Fig. 2. STYK1 alters the anchorage-independent growth of EGFR TKI-treated NSCLC cells.

A–D PC9 cells were stably transduced with control or STYK1 shRNA plasmids. A, B STYK1 knockdown efficiency in three independent experiments as determined by qRT-PCR (mean ± SEM) (A) and Western blotting (representative images shown) (B). β-actin was used as a loading control. C The cells were seeded in soft agar medium containing afatinib (5 nM) or osimertinib (10 nM). Representative images of individual wells stained with nitro blue tetrazolium chloride after 21 days in culture are shown. D The average number of colonies (mean ± SEM) of 2 independent experiments is shown as calculated by the OpenCFU software.
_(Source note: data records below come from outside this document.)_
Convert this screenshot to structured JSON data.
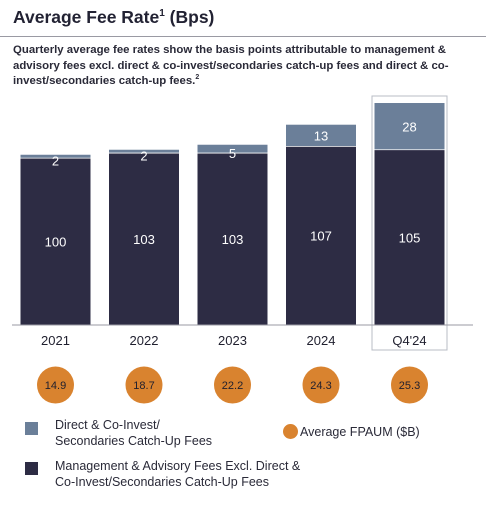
{
  "header": {
    "title": "Average Fee Rate",
    "title_sup": "1",
    "title_suffix": " (Bps)",
    "subtitle": "Quarterly average fee rates show the basis points attributable to management & advisory fees excl. direct & co-invest/secondaries catch-up fees and direct & co-invest/secondaries catch-up fees.",
    "subtitle_sup": "2"
  },
  "colors": {
    "management": "#2d2c44",
    "direct": "#6b7f99",
    "fpaum": "#d9832f",
    "axis": "#9a9aa3",
    "highlight_border": "#b8bcc6"
  },
  "chart_data": {
    "type": "bar",
    "stacked": true,
    "categories": [
      "2021",
      "2022",
      "2023",
      "2024",
      "Q4'24"
    ],
    "series": [
      {
        "name": "Management & Advisory Fees Excl. Direct & Co-Invest/Secondaries Catch-Up Fees",
        "values": [
          100,
          103,
          103,
          107,
          105
        ]
      },
      {
        "name": "Direct & Co-Invest/ Secondaries Catch-Up Fees",
        "values": [
          2,
          2,
          5,
          13,
          28
        ]
      }
    ],
    "secondary": {
      "name": "Average FPAUM ($B)",
      "values": [
        14.9,
        18.7,
        22.2,
        24.3,
        25.3
      ]
    },
    "highlighted_category": "Q4'24",
    "ylim": [
      0,
      136
    ],
    "grid": false,
    "legend_position": "bottom"
  },
  "legend": {
    "direct_label_1": "Direct & Co-Invest/",
    "direct_label_2": "Secondaries Catch-Up Fees",
    "fpaum_label": "Average FPAUM ($B)",
    "mgmt_label_1": "Management & Advisory Fees Excl. Direct &",
    "mgmt_label_2": "Co-Invest/Secondaries Catch-Up Fees"
  }
}
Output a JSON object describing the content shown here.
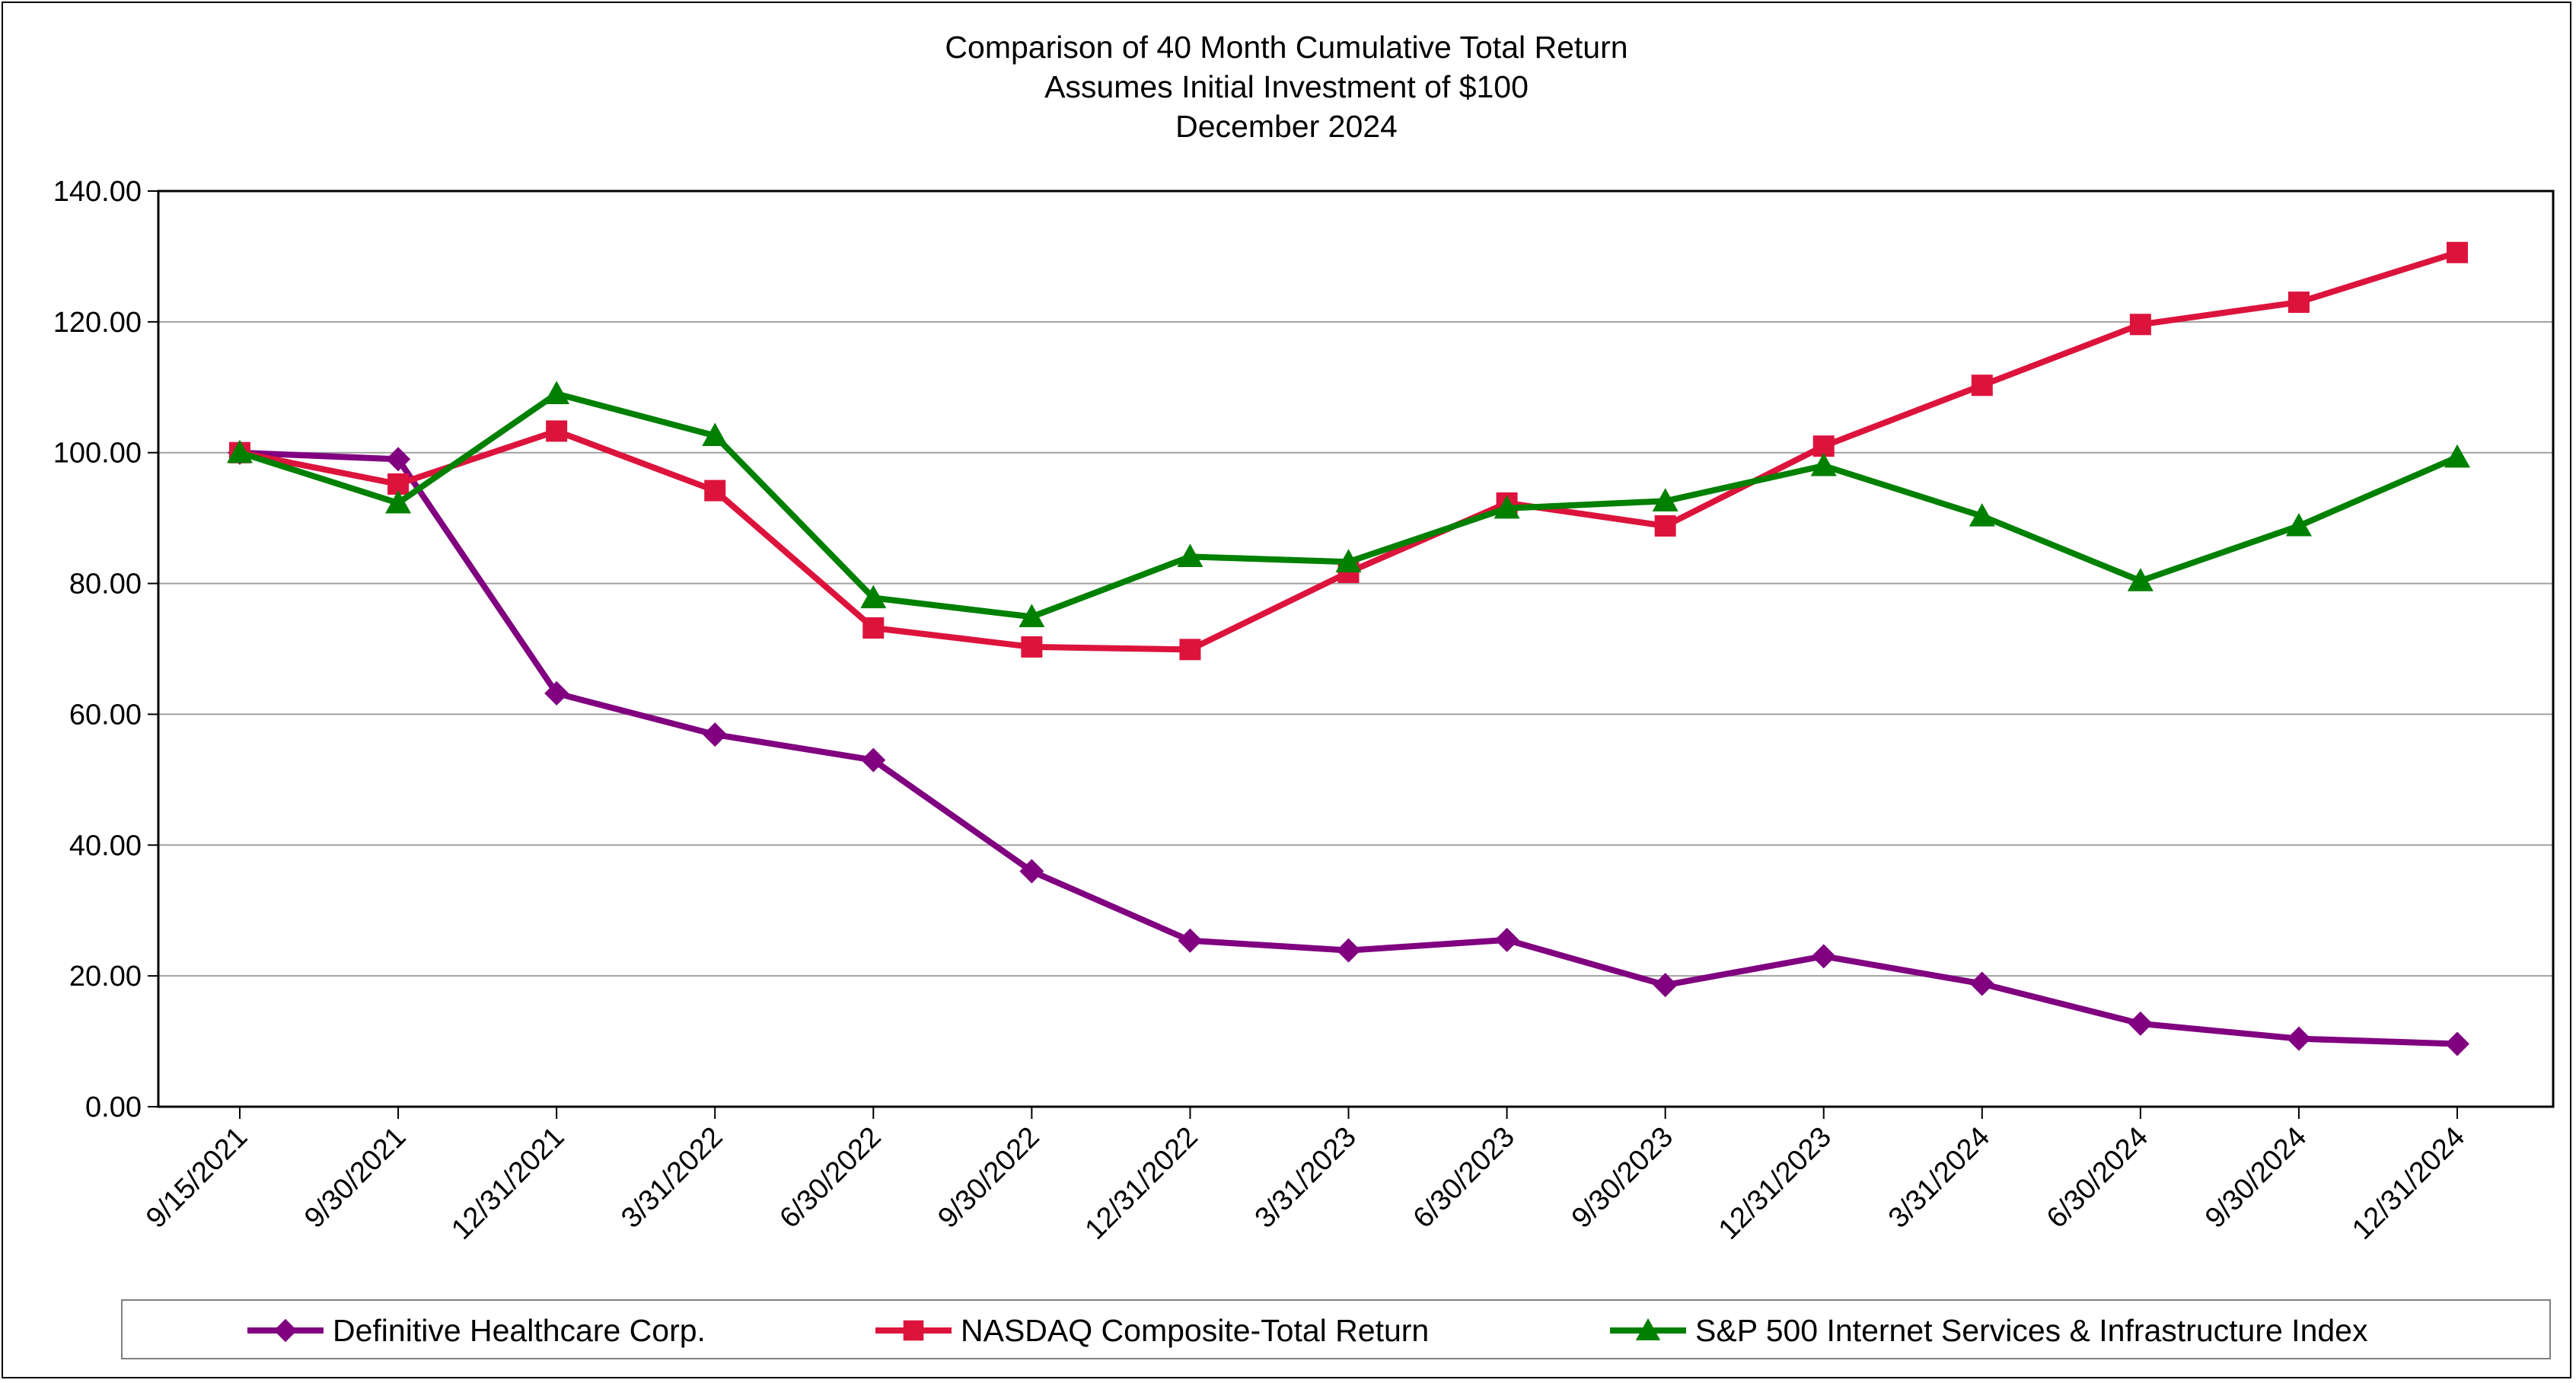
{
  "chart_data": {
    "type": "line",
    "title": [
      "Comparison of 40 Month Cumulative Total Return",
      "Assumes Initial Investment of $100",
      "December 2024"
    ],
    "xlabel": "",
    "ylabel": "",
    "categories": [
      "9/15/2021",
      "9/30/2021",
      "12/31/2021",
      "3/31/2022",
      "6/30/2022",
      "9/30/2022",
      "12/31/2022",
      "3/31/2023",
      "6/30/2023",
      "9/30/2023",
      "12/31/2023",
      "3/31/2024",
      "6/30/2024",
      "9/30/2024",
      "12/31/2024"
    ],
    "ylim": [
      0,
      140
    ],
    "yticks": [
      "0.00",
      "20.00",
      "40.00",
      "60.00",
      "80.00",
      "100.00",
      "120.00",
      "140.00"
    ],
    "grid": true,
    "legend_position": "bottom",
    "series": [
      {
        "name": "Definitive Healthcare Corp.",
        "color": "#800080",
        "marker": "diamond",
        "values": [
          100.0,
          99.0,
          63.2,
          56.9,
          53.0,
          36.0,
          25.4,
          23.9,
          25.5,
          18.6,
          23.0,
          18.8,
          12.7,
          10.4,
          9.6
        ]
      },
      {
        "name": "NASDAQ Composite-Total Return",
        "color": "#dc143c",
        "marker": "square",
        "values": [
          100.0,
          95.2,
          103.3,
          94.2,
          73.2,
          70.3,
          69.9,
          81.7,
          92.3,
          88.8,
          101.0,
          110.3,
          119.6,
          123.0,
          130.6
        ]
      },
      {
        "name": "S&P 500 Internet Services & Infrastructure Index",
        "color": "#008000",
        "marker": "triangle",
        "values": [
          100.0,
          92.3,
          109.0,
          102.6,
          77.8,
          74.9,
          84.1,
          83.3,
          91.5,
          92.6,
          98.0,
          90.3,
          80.4,
          88.8,
          99.3
        ]
      }
    ]
  }
}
Statistics are shown for STYK1 shRNA compared to ctrl shRNA for the respective treatments. E–G PC9 cells with stable overexpression of empty vector (EV), STYK1-eGFP wild-type (WT), or STYK1-eGFP catalytically inactive mutants Y191F and K147A as confirmed by Western blotting (E). α-tubulin was used as the loading control. F The STYK1 overexpressing cells were grown in soft agar in the presence of afatinib (5 nM). Representative whole-well images of nitro blue tetrazolium chloride-stained colonies are shown. G Quantified results of 3 (or 5 in case of STYK1-WT) independent experiments (mean ± SEM).